Partisipasi Masyarakat dalam Proses

Partisipasi masyarakat menjadi elemen penting dalam pembuatan RDTR. Masyarakat di harapkan untuk terlibat aktif dalam menyampaikan aspirasinya, baik melalui forum diskusi atau survey. Keterlibatan ini menunjukkan bahwa pemerintah memberikan ruang bagi masyarakat untuk memiliki suara dalam pengelolaan wilayah mereka. Hal ini di harapkan dapat menciptakan rasa kepemilikan dan tanggung jawab bersama dalam menjaga kelestarian Danau Sembuluh.

Etika dan Tanggung Jawab Lingkungan

Dalam menghadapi tantangan pembangunan, etika dan tanggung jawab lingkungan harus menjadi landasan dalam setiap keputusan yang di ambil. Kemenkum Kalteng dan Pemkab Seruyan memiliki tanggung jawab untuk memastikan bahwa semua rencana pembangunan daerah sejalan dengan prinsip keberlanjutan. Ini termasuk memperhatikan dampak lingkungan dari pembangunan yang di rencanakan agar tidak mengorbankan ekosistem dan masyarakat setempat.

Pentingnya Keterpaduan Pengelolaan Wilayah

Pengelolaan Danau Sembuluh juga tidak bisa terlepas dari perhatian terhadap isu-isu sosial dan ekonomi yang melibatkan masyarakat. Oleh karena itu, keterpaduan dalam pengelolaan yang melibatkan berbagai sektor sangatlah penting. Upaya untuk membangun kerjasama antara pemerintah, swasta, dan masyarakat sipil di harapkan tidak hanya berfokus pada aspek ekonomi, tetapi juga kesejahteraan sosial serta pelestarian lingkungan.

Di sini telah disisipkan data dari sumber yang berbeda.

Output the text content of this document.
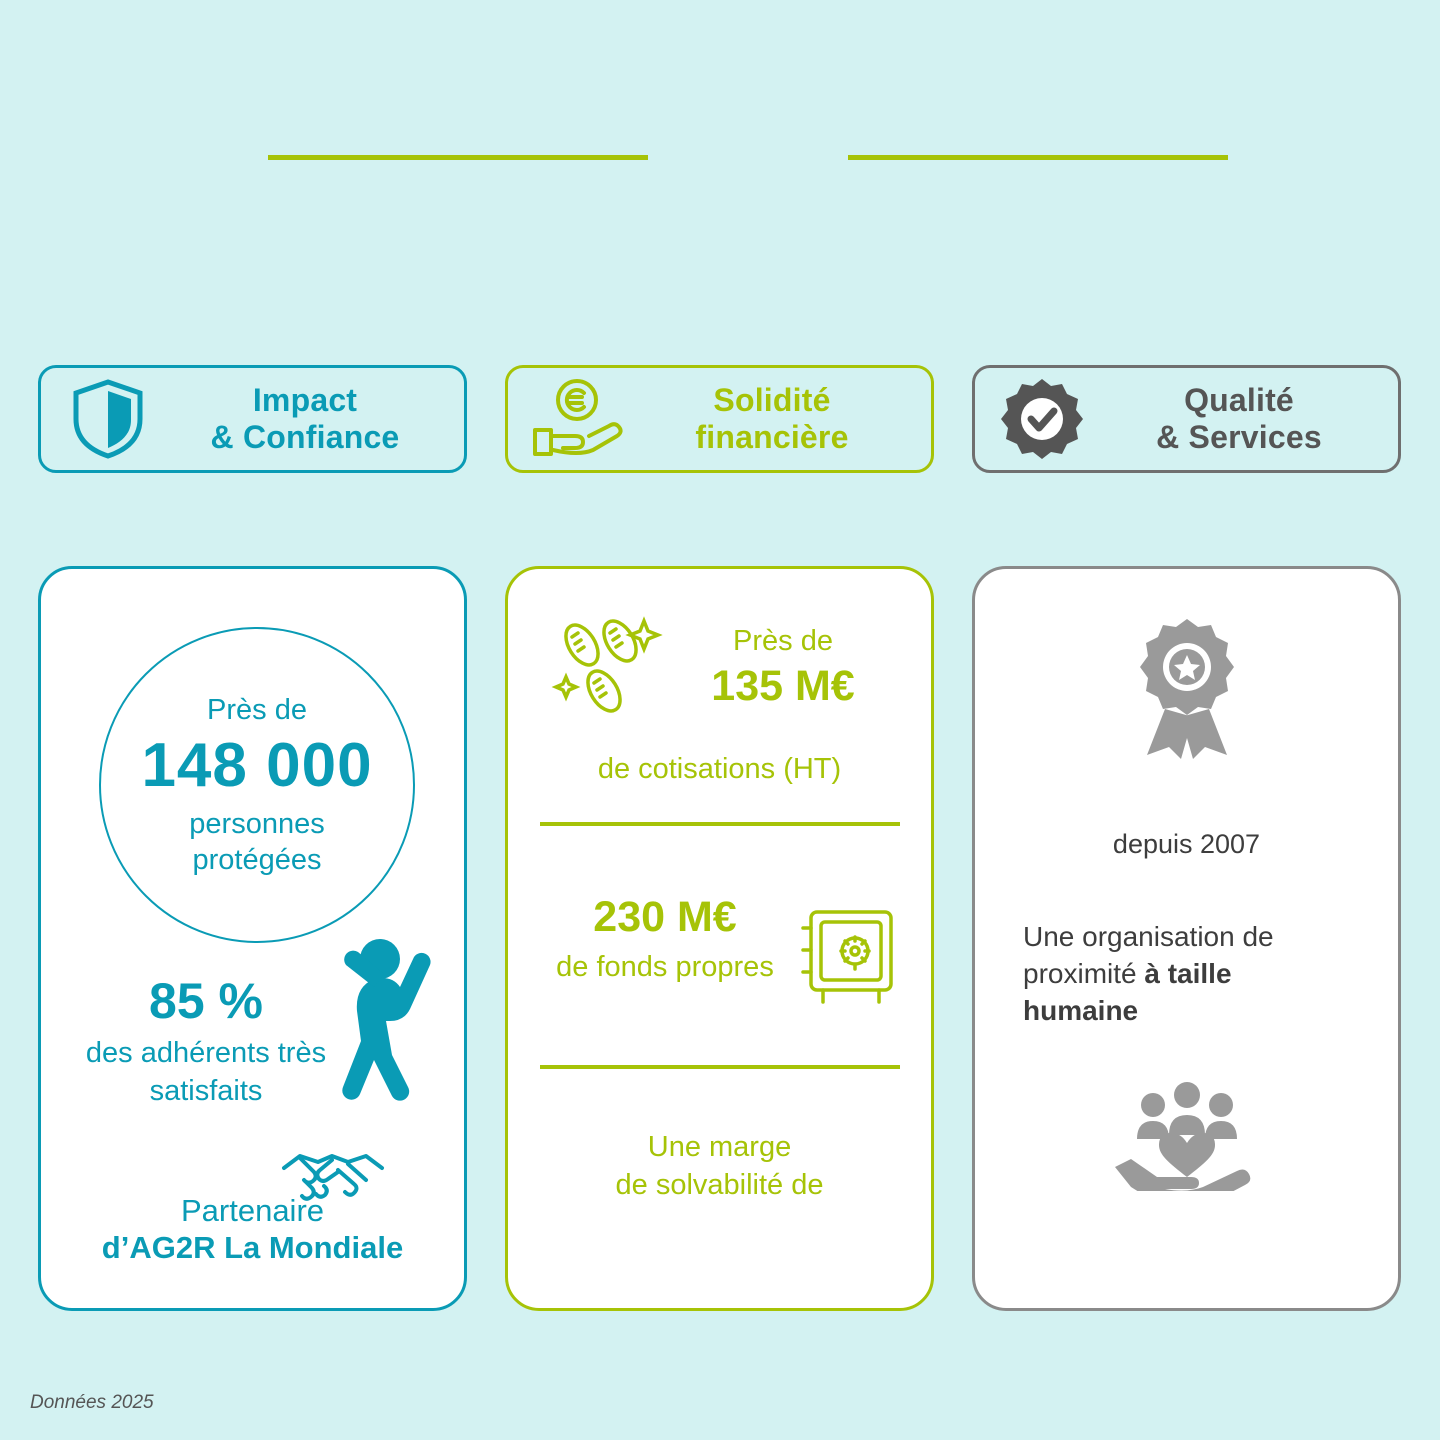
Impact
& Confiance
Près de
148 000
personnes
protégées
85 %
des adhérents très
satisfaits
Partenaire
d’AG2R La Mondiale
Solidité
financière
Près de
135 M€
de cotisations (HT)
230 M€
de fonds propres
Une marge
de solvabilité de
Qualité
& Services
depuis 2007
Une organisation de proximité à taille humaine
Données 2025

Kesimpulan: Menuju Masa Depan yang Berkelanjutan

Langkah-langkah yang di ambil oleh Kemenkum Kalteng dan Pemkab Seruyan menunjukkan komitmen dalam melestarikan Danau Sembuluh yang kaya akan potensi. Dengan penandatanganan komitmen dan harmonisasi Ranperbup RDTR, diharapkan akan muncul rencana pengelolaan yang tidak hanya berpihak kepada pembangunan ekonomi, tetapi juga pada keberlanjutan lingkungan dan kesejahteraan masyarakat lokal. Ke depan, sinergi antara pemerintah, masyarakat, dan pemangku kepentingan lainnya akan sangat diperlukan untuk mencapai visi bersama demi pengembangan Danau Sembuluh yang berkelanjutan.